İnsan hem bu kadar kendini vazgeçilmez hissedip hem de bu kadar kırılgan davranır mı?
Davranır, çünkü kendi de, yakınındakiler de ülkede adaletin olmadığını biliyorlar. Aksi gibi; adaletin olmadığı ülkede halk adaleti sağlamayanlardan değil, adaleti sağlayamayanlar halktan korkarlar.

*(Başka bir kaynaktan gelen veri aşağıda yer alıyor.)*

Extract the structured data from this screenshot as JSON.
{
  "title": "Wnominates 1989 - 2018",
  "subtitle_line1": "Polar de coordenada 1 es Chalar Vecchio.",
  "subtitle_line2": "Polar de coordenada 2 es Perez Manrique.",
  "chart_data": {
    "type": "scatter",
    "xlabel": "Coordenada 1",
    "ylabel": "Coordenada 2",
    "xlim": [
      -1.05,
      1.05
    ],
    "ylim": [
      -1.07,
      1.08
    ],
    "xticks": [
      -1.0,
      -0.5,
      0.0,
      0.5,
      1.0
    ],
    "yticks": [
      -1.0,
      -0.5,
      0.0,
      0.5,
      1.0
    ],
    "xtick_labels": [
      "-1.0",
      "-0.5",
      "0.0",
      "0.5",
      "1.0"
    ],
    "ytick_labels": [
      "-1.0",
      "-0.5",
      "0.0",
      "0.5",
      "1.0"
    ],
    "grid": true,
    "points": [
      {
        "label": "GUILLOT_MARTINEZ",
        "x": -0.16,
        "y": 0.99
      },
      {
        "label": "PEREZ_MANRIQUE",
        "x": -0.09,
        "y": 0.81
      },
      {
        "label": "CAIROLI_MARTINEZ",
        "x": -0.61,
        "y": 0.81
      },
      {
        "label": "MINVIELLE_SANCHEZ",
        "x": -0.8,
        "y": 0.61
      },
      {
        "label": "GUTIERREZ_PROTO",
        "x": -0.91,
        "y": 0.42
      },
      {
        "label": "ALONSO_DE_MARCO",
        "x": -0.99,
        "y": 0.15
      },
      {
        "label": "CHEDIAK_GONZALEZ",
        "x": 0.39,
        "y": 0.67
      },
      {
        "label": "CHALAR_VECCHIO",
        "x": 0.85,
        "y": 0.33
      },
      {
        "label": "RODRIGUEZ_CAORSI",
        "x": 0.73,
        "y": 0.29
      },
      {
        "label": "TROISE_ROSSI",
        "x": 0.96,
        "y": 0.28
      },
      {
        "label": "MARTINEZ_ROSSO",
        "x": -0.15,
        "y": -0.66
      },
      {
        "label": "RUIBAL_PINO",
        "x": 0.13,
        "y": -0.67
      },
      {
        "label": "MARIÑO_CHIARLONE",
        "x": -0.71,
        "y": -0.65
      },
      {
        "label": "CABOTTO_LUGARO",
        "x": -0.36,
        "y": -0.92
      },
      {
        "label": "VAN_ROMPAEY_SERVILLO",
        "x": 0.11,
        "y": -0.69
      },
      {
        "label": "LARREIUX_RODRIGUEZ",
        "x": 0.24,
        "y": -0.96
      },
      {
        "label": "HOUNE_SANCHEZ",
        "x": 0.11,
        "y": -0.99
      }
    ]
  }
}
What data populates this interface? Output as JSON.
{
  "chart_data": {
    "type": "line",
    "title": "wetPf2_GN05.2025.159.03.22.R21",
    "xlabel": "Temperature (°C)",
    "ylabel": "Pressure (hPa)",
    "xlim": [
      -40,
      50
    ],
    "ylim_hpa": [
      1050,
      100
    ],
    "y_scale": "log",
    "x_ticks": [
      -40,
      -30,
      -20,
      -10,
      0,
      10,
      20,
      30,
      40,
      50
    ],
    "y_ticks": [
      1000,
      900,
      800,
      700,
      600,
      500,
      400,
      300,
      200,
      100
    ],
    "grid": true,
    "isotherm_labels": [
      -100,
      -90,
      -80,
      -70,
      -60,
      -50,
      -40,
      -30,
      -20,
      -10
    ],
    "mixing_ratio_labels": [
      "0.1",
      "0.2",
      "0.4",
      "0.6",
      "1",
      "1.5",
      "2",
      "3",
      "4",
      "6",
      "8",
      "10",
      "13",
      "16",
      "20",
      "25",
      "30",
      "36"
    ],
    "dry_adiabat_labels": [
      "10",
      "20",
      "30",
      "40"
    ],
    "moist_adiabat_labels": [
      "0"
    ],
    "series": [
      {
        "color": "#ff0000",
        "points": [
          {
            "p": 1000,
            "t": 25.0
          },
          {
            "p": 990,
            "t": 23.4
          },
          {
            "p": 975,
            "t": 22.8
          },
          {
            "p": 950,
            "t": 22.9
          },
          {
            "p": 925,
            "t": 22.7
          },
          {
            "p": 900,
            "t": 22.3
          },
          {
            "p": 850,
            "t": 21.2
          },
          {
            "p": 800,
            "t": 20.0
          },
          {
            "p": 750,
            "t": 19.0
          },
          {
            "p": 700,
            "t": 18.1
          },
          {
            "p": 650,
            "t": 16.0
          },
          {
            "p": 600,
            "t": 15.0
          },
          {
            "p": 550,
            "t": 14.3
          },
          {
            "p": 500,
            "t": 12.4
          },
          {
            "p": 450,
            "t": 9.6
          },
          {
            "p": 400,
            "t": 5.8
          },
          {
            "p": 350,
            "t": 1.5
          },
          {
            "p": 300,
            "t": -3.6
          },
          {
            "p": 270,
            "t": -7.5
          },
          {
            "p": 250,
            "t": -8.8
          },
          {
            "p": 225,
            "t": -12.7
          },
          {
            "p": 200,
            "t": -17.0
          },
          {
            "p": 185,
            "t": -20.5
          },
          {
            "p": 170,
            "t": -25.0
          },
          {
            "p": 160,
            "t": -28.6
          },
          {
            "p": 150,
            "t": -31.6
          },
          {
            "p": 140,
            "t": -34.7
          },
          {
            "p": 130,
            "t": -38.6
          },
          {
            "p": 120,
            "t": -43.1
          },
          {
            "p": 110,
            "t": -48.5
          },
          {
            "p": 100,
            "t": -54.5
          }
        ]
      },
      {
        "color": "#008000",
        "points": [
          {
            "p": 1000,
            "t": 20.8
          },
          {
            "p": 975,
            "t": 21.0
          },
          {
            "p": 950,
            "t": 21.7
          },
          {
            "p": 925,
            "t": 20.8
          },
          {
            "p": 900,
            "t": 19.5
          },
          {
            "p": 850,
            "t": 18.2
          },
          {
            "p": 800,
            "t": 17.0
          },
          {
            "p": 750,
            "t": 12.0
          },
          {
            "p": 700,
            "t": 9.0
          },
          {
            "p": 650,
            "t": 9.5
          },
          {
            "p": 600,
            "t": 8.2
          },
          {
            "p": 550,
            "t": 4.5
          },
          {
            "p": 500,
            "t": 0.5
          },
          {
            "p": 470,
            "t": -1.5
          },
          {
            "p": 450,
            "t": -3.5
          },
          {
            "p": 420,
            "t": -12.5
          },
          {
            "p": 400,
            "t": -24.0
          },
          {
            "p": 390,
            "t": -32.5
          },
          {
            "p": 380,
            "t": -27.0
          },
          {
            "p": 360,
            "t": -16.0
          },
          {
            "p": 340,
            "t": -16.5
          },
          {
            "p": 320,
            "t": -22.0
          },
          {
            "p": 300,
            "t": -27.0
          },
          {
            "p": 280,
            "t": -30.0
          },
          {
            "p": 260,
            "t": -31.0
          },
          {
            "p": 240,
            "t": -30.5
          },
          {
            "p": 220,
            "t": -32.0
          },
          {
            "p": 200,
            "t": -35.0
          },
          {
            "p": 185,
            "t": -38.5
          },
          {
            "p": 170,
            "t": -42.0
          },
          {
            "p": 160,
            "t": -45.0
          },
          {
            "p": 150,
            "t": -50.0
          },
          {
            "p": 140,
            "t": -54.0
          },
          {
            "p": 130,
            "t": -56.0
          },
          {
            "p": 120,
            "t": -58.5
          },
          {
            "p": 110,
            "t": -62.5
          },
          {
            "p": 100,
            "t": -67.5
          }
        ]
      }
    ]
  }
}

Bozdoğan Kemeri’ndeki görüntü de tam da durumun ilanıdır.
“ERKEN SEÇİM” DEMEDİYSEN…
CHP Başkanı Özgür Özel, AKP Genel Başkanı ve aynı zamanda cumhurbaşkanlığı da yapan Recep Tayyip Erdoğan’a kahveye gitti.
Saflara göre bu politika!
Eski Yunancada “Poli” çok, “Tika” da yüz demek. Düz mantıkla “Çok yüzlülük” diyebiliriz, biraz düşünürsek ise “Yüzsüzlük” anlamı taşıdığını tiksintiyle fark ederiz.
Hayatım boyunca politik olamadığım gibi ne kadar politikacı hatta politik davranan insan varsa nefret ettim.
Yüzüme karşı küfredebilen baş tacımdır.
Eğer politikacılar olmasaydı Dünya’nın cennet gibi bir yer olacağından en ufak bir kuşkum yok.
En çok itiştiğimiz Yunanistan ile politikacılar olmasaydı sınır kapılarına ihtiyacımız olmazdı.
Dönelim konumuza…
Eğer gönüllerdeki lidersen; bir gün önce “Bozdoğan Kemeri’ni geçersen polisim kafanı kırar” diyen adamın ayağına gitmeyeceksin. Gideceksen de, “İn oradan aşağı” demeye gideceksin.
Nezaketen iki taraf da görüşmeden laf sızdırmadı ama konuyla ilgili tek açıklama yapan AKP Sözcüsü Ömer Çelik, “Sayın Cumhurbaşkanımız CHP Genel Başkanı Sayın Özgür Özel’in ziyaretinden memnuniyet duymuşlardır” dediyse orada sadece AKP Genel Başkanı ve aynı zamanda cumhurbaşkanlığı da yapan Recep Tayyip Erdoğan’ın sevdiği şarkılar çalınmıştır!
AT YALANI…
Neymiş, daha özgürlükçü Anayasa peşinde koşuyorlarmış.
İnanmamamız için 3 Mayıs Dünya Basın Özgürlüğü Günü’nde Paris kökenli RSF’nin (Sınır tanımayan gazeteciler – Reporters sans frontières) yayımladığı rapora bakalım. 180 ülke arasında Türkiye basın özgürlüğünde 158’inci sırada yer alıyor.
Al sana itibar!
Hepimizin Dünya Basın Özgürlüğü Günümüz kutlu olsun!